The offense is the big question. The Wolfpack scored 30 runs on 36 hits in 17 innings against Navy, including eight home runs. How can N.C. State get some of that going against Coastal, and not once but twice? There shouldn’t be any mystery about it in this third (and potentially fourth) meeting of the season.
“We know them,” N.C. State coach Elliott Avent said. “They know us.”
The Wolfpack will need to figure it out to repeat its feat of 2012, when N.C. State blew a big lead in its second game to lose to Vanderbilt, beat UNC Wilmington in an elimination game and then beat Vanderbilt twice to advance to a super regional at Florida. That was also the Wolfpack’s last home loss in an NCAA regional.

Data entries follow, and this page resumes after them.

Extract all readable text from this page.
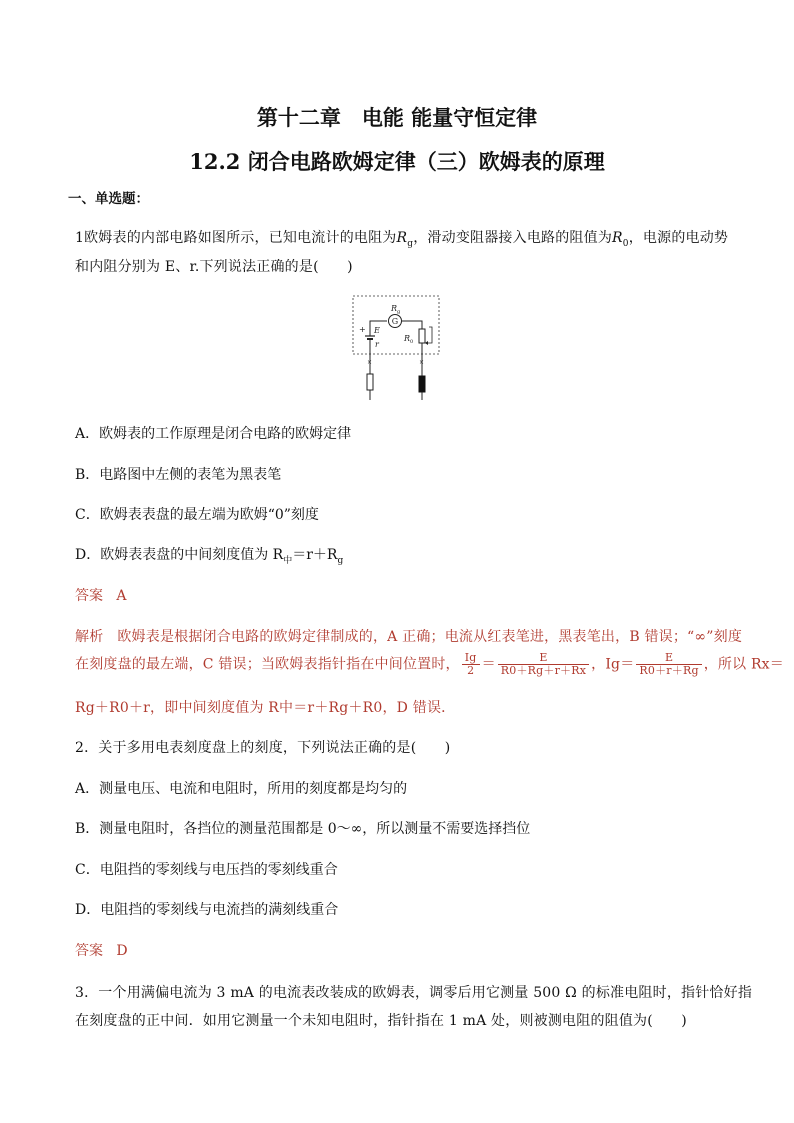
第十二章　电能 能量守恒定律
12.2 闭合电路欧姆定律（三）欧姆表的原理
一、单选题：
1欧姆表的内部电路如图所示，已知电流计的电阻为$R_g$，滑动变阻器接入电路的阻值为$R_0$，电源的电动势
和内阻分别为 E、r.下列说法正确的是(　　)
G
R g
R 0
+ E
r
×	×
A．欧姆表的工作原理是闭合电路的欧姆定律
B．电路图中左侧的表笔为黑表笔
C．欧姆表表盘的最左端为欧姆“0”刻度
D．欧姆表表盘的中间刻度值为 $R_中=r+R_g$
答案 A
解析 欧姆表是根据闭合电路的欧姆定律制成的，A 正确；电流从红表笔进，黑表笔出，B 错误；“∞”刻度
在刻度盘的最左端，C 错误；当欧姆表指针指在中间位置时， $\frac{Ig}{2} = \frac{E}{R0+Rg+r+Rx}$ ，$Ig= \frac{E}{R0+r+Rg}$ ，所以 Rx＝
Rg＋R0＋r，即中间刻度值为 R中＝r＋Rg＋R0，D 错误．
2．关于多用电表刻度盘上的刻度，下列说法正确的是(　　)
A．测量电压、电流和电阻时，所用的刻度都是均匀的
B．测量电阻时，各挡位的测量范围都是 0～∞，所以测量不需要选择挡位
C．电阻挡的零刻线与电压挡的零刻线重合
D．电阻挡的零刻线与电流挡的满刻线重合
答案 D
3．一个用满偏电流为 3 mA 的电流表改装成的欧姆表，调零后用它测量 500 Ω 的标准电阻时，指针恰好指
在刻度盘的正中间．如用它测量一个未知电阻时，指针指在 1 mA 处，则被测电阻的阻值为(　　)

“We’ve seen the other side of that, too,” Chance Shepherd said. “We were up 2-0 on TCU last year and they came back and beat us twice. We know it can be done.”
Coastal has thrown both of its aces, and there will be a drop-off to whomever gets the call Monday. But the Chanticleers also spent Sunday afternoon relaxing while N.C. State spent it sizzling in the sun – especially while sitting in Doak Field’s unshaded visiting dugout. (State will be in it again Monday afternoon.)
That’s the advantage Coastal Carolina earned with their win, and N.C. State could have done something about that. There was nothing the Wolfpack could do about the weather, and instead of beating Coastal Carolina twice in two days the Wolfpack is going to have to beat the rested Chanticleers twice Monday.